La favola romantica venata di magia si è trasformata in un thriller ad alta tensione in cui le melodie di Carl Maria von Weber non vengono più a interrompere i lunghi dialoghi parlati, qui drasticamente ridotti e sostituiti spesso da sopratitoli esplicativi, ma formano un dramma coerente e spietato in cui nulla è più quello che sembra: nel finale le luci in scena si abbassano e Max vive l’epilogo ottimistico raccontato nel libretto con Agathe salva e Kaspar dannato, ma quando le luci ritornano Max si sveglia come da un sogno e si accorge che è stata un’illusione e che ha effettivamente sparato alla ragazza riversa per terra mentre il rivale Kaspar è sempre al suo posto.

Tutto questo sarebbe solo un congegno teatrale genialmente confezionato se non ci fosse una componente musicale di livello eccelso, con un Antonello Manacorda e un’orchestra in stato di grazia che fanno diventare la successione di arie la colonna sonora carica di suspence di un film di Hitchcock o di Buñuel. La sensibilissima e lucida lettura di Manacorda getta nuove luci su una partitura che acquista così una grande modernità.
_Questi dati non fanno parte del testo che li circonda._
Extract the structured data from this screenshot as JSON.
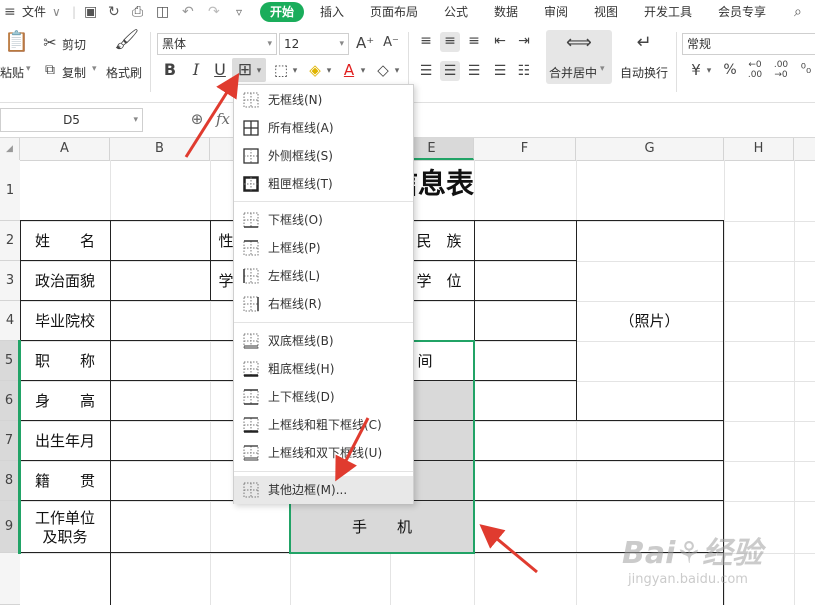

Assieme allo splendido coro istruito da Stellario Fagone, la qualità musicale lascia senza parole sia nell’interprete di Kaspar, un formidabile Kyle Ketelsen di cui non si sa se ammirare maggiormente la bellezza della vocalità o la intrigante presenza scenica, sia nella Agathe di Golda Schultz dalla voce di cristallo e dalla grande sensibilità espressiva. Il timido e debole Max trova in Pavel Černoch l’interprete giusto per timbro chiaro, agilità vocale ed efficacia attoriale. Le eccellenze vocali si riscontrano anche nelle parti minori, da Anna Prohaska tutt’altro che stucchevole Ännchen, all’autorevole Milan Siljanov nella breve parte di Kilian, al dispotico Kuno di Bálint Szabó, all’Eremita (qui un cameriere) di Tareq Nazmi all’Ottokar (intrattenitore di matrimoni) di Boris Prýgl. 

Un altro spettacolo che in Italia, in cui i teatri invece di farsi un pubblico ne sono ostaggio, non potremo mai vedere.